An award-winning historian and translator, Douglas Smith is the author of five books on Russia. His works have been translated into a dozen languages. He studied German and Russian at the University of Vermont, graduating summa cum laude and Phi Beta Kappa, and has a doctorate in history from UCLA.
Over the past thirty years Douglas has made many trips to Russia. In the 1980s, he was a Russian-speaking guide on the U.S. State Department’s exhibition “Information USA” that traveled throughout the USSR. He has worked as a Soviet affairs analyst at Radio Free Europe/Radio Liberty in Munich, Germany, specializing in Russian nationalism, and once served as an interpreter for late President Reagan.

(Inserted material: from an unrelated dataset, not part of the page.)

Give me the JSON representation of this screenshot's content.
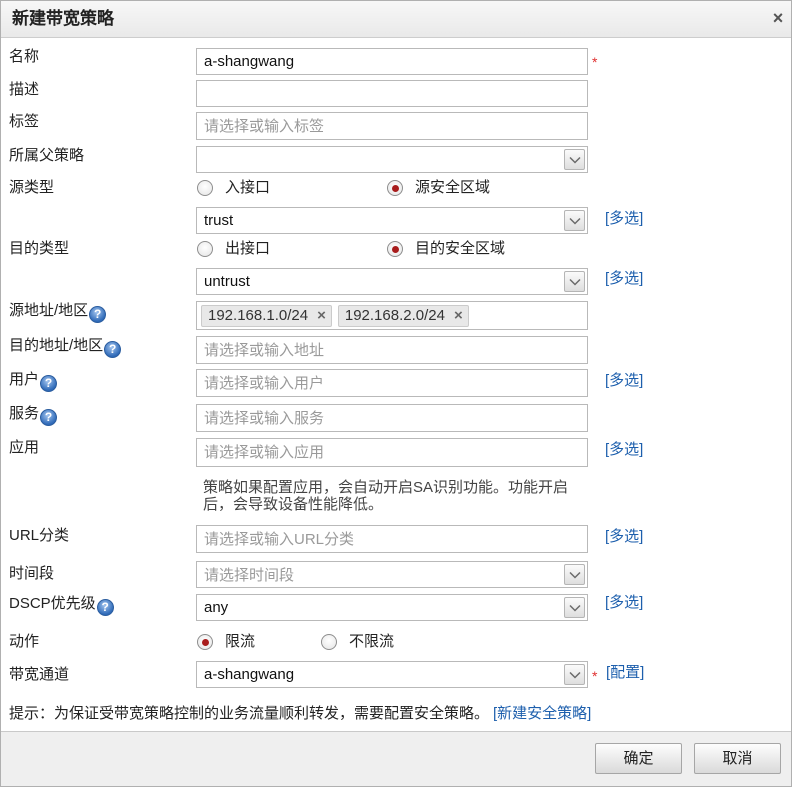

Douglas has taught and lectured widely in the United States, Britain, and Europe and has appeared in documentaries for A&E, National Geographic, and the BBC. He is the recipient of numerous awards and distinctions, including a Fulbright scholarship and a residency at the Rockefeller Foundation’s Bellagio Study Center.
His book Former People: The Final Days of the Russian Aristocracy was a bestseller in the UK. It won the inaugural Pushkin House Russian Book Prize in 2013, was a BBC Radio 4 Book of the Week, and was chosen Book of the Year by Andrew Solomon in Salon.
His latest book, Rasputin: Faith, Power, and the Twilight of the Romanovs, was published in November 2016 in the US and the UK. The most complete biography ever written, Rasputin draws on long-lost documents from archives in seven different countries to overturn many of the old myths about the infamous Russian mystic, presenting Rasputin in a fascinating new light. Publishers Weekly calls it “Monumental and soul-shaking … written with a Dostoevskian flair for noir and obsession.”
Born and raised in Minnesota, Douglas has lived in Vienna, London, and Moscow, and is now based in Seattle with his wife and two children.